Introduction to Candlesticks

Basics of Japan Candlesticks, Patterns and Types for Technical Analysis



Candlestick patterns and what to expect

The candlesticks are used to identify trading patterns. Patterns, in turn, help the technical analyst to set up a trade. The patterns are formed by grouping two or more candles in a certain sequence. However, sometimes powerful trading signals can be identified by just a single candlestick pattern.


Hence, candlesticks can be broken down into single candlestick pattern and multiple candlestick patterns.
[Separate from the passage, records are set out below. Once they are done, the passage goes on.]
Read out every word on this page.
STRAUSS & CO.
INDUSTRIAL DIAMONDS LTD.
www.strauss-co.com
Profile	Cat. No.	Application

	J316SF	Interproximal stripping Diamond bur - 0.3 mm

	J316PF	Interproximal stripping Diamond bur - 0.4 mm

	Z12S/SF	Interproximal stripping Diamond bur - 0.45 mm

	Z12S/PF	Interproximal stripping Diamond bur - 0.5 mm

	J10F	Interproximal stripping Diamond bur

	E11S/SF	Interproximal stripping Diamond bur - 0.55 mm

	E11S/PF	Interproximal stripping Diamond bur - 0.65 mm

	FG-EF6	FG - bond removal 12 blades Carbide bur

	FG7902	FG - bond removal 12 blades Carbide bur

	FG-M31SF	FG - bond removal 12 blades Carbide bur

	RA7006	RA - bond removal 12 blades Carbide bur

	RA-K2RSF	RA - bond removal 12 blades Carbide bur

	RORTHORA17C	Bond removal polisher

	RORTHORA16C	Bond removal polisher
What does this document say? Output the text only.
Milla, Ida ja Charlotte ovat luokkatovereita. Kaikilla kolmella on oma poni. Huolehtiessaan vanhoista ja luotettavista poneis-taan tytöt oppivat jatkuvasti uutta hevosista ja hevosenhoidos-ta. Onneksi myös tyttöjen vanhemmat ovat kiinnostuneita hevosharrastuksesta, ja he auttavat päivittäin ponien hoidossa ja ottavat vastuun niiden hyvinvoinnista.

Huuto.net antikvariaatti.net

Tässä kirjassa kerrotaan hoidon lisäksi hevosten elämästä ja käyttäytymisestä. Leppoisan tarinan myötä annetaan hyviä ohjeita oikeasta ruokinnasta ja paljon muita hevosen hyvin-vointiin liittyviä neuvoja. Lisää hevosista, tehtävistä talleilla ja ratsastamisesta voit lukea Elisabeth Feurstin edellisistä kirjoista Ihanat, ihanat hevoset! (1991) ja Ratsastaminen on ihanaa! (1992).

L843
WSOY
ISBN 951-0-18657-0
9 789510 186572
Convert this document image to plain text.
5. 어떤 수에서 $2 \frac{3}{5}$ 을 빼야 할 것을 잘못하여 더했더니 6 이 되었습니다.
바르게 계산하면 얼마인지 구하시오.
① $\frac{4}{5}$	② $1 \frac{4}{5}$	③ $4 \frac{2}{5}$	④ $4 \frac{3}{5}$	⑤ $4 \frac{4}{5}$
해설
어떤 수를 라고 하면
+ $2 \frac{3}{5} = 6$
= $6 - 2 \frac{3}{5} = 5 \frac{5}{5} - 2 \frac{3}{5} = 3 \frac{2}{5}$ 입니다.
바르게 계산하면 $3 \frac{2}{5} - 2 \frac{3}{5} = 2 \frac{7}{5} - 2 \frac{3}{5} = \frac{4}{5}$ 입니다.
Under the single candlestick pattern, we will be learning the following…


Marubozu

Bullish Marubozu

Bearish Marubozu

Doji

Spinning Tops

Paper umbrella

Hammer

Hanging man

Shooting star

Multiple candlestick patterns are a combination of multiple candles. Under the multiple candlestick patterns we will learn the following:


Engulfing pattern

Bullish Engulfing

Bearish Engulfing

Harami

Bullish Harami

Bearish Harami

Piercing Pattern

Dark cloud cover

Morning Star

Evening Star

Of course you must be wondering what these names mean. As I had mentioned in the previous chapter, some of the patterns retain the original Japanese name.


Candlestick patterns help the trader develop a complete point of view. Each pattern comes with an in-built risk mechanism. Candlesticks give an insight into both entry and stop loss price.